To add to his woes, Pawlenty has yet another grievous strike against him, and I’m not talking about the fact that he induces a catatonic state in the listener. While he was governor of Minnesota, he encouraged the banks in his state to offer Sharia compliant financial instruments. Since Muslims, like early Christians (who have, as we all know, cast off the prohibition) are not allowed to pay interest on loans, it is necessary to design Sharia compliant financial instruments that allow them, for instance, to buy a house. These “instruments” are, in fact, simply devices in which the lender charges the equivalent of interest, but the arrangement is defined in such a way that it is not called interest. This is a form of hypocrisy practiced by all religions, and it is harmless. Harmless, and probably good for the banks, which can bury a higher interest rate in a vehicle like that than in a normal loan, where they have to disclose the rate. But, as every Republican primary voter knows, Sharia law is a bogey man second only to the one that currently inhabits the White House.

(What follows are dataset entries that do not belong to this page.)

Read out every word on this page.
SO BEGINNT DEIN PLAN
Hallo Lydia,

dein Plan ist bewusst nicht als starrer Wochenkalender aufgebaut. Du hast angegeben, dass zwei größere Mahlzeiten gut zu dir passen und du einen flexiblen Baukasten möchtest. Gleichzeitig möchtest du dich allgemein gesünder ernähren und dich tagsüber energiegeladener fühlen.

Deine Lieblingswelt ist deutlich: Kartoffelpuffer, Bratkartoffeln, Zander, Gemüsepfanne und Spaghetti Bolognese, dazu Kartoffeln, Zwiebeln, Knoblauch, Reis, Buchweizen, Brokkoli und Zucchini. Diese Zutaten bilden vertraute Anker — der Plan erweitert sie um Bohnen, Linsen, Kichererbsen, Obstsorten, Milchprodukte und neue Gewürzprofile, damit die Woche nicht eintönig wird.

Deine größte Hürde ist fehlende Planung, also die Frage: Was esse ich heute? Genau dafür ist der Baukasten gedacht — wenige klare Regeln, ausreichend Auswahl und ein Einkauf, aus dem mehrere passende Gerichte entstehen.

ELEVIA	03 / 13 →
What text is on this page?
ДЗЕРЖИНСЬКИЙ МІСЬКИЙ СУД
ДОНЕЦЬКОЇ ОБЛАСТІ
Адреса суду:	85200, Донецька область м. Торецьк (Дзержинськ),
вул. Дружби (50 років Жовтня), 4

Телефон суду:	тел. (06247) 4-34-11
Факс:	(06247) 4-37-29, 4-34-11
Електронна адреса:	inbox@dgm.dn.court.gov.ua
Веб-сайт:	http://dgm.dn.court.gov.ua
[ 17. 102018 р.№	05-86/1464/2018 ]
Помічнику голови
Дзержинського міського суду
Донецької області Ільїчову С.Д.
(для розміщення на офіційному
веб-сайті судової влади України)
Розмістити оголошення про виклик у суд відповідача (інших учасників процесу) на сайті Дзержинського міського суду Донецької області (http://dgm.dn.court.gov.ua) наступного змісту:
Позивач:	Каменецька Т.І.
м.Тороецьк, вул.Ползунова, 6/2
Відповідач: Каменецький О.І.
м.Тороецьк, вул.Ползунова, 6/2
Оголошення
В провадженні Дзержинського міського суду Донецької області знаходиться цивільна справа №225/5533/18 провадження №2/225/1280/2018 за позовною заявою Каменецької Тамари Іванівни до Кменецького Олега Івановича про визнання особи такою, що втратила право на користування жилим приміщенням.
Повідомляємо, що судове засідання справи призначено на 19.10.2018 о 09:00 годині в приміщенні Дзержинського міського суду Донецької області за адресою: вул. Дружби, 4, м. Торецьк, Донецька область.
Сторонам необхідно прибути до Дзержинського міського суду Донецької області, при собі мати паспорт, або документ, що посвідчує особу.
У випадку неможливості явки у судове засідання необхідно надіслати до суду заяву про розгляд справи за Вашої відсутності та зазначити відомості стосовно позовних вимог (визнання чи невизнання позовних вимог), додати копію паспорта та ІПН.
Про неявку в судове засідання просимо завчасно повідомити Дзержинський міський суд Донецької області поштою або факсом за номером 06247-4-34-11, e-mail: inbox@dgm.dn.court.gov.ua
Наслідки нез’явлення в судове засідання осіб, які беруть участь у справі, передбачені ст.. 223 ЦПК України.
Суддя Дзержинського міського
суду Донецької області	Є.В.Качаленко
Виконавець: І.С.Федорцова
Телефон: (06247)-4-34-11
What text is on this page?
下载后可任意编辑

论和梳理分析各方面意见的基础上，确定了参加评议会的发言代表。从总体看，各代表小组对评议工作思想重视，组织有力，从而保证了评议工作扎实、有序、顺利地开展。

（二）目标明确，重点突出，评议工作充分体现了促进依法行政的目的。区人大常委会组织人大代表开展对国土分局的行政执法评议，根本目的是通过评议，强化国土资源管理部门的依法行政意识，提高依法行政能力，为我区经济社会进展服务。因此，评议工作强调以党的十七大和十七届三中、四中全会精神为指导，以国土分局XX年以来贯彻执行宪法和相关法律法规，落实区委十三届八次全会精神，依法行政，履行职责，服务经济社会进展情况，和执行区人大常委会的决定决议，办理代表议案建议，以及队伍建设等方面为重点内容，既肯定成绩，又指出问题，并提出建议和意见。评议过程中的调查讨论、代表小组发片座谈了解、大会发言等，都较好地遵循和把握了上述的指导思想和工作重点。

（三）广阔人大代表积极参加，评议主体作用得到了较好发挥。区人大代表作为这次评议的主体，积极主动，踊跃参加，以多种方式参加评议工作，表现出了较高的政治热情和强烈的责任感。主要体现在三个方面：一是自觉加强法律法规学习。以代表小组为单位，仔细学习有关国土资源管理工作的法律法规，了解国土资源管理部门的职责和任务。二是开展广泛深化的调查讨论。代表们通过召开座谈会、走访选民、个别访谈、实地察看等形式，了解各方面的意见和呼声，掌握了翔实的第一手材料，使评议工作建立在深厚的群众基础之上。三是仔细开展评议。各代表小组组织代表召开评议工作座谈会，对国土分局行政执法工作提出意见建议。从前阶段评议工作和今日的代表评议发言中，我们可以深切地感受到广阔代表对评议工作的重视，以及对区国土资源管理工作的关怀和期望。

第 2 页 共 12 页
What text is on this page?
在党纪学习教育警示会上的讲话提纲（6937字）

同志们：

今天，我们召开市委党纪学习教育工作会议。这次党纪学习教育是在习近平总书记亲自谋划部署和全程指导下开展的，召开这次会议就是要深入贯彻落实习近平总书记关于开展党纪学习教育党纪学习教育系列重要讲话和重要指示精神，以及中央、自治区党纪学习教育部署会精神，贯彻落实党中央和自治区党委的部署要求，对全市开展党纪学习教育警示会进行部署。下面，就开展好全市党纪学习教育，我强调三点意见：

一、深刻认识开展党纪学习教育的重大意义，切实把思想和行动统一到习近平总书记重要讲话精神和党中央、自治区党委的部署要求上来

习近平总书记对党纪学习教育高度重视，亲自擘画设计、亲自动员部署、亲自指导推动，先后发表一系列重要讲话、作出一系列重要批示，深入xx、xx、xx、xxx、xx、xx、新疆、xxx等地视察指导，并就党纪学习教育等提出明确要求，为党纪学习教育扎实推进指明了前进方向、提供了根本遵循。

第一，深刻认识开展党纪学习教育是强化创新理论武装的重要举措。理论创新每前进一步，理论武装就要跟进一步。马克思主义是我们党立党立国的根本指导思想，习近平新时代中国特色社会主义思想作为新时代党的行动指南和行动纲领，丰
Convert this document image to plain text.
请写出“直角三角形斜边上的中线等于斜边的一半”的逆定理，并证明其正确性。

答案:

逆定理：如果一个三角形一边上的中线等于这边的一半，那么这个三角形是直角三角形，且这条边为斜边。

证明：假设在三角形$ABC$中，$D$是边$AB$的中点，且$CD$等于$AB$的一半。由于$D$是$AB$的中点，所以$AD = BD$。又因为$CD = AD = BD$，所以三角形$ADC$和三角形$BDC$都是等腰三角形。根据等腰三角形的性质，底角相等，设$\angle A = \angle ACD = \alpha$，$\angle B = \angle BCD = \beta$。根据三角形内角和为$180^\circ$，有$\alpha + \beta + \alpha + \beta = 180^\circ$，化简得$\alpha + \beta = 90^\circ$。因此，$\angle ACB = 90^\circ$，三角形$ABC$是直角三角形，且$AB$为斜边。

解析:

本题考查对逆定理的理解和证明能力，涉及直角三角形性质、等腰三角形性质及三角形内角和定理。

So, Pawlenty is toast. The nomination will be going to one of the other improbable candidates.
This, by the way, will be the first in a series of post in which I prove conclusively that not a single of the declared or semi-declared candidates has any chance of getting the nomination. Yet, as we know, one of them will, so I will only be “wrong” about one of them, but even then, only in a very limited sense, as the survivor of the “I’m crazier than you” competition will end up being the biggest loser of them all. For there is one fact of political life that has been constant for lo these many years: an also ran at the convention lives on in the world of politics; a losing presidential candidate is immediately relegated to the role of laughingstock, except, perhaps, in the strange case of John McCain, who lives on, zombie-like. But the 2012 Republican candidate will be a historical first: the victim of a drubbing at the hands of a man who has ineffectually presided over a major economic downturn, and is therefore unlikely to escape what will be, in his or her case, a much deserved fate.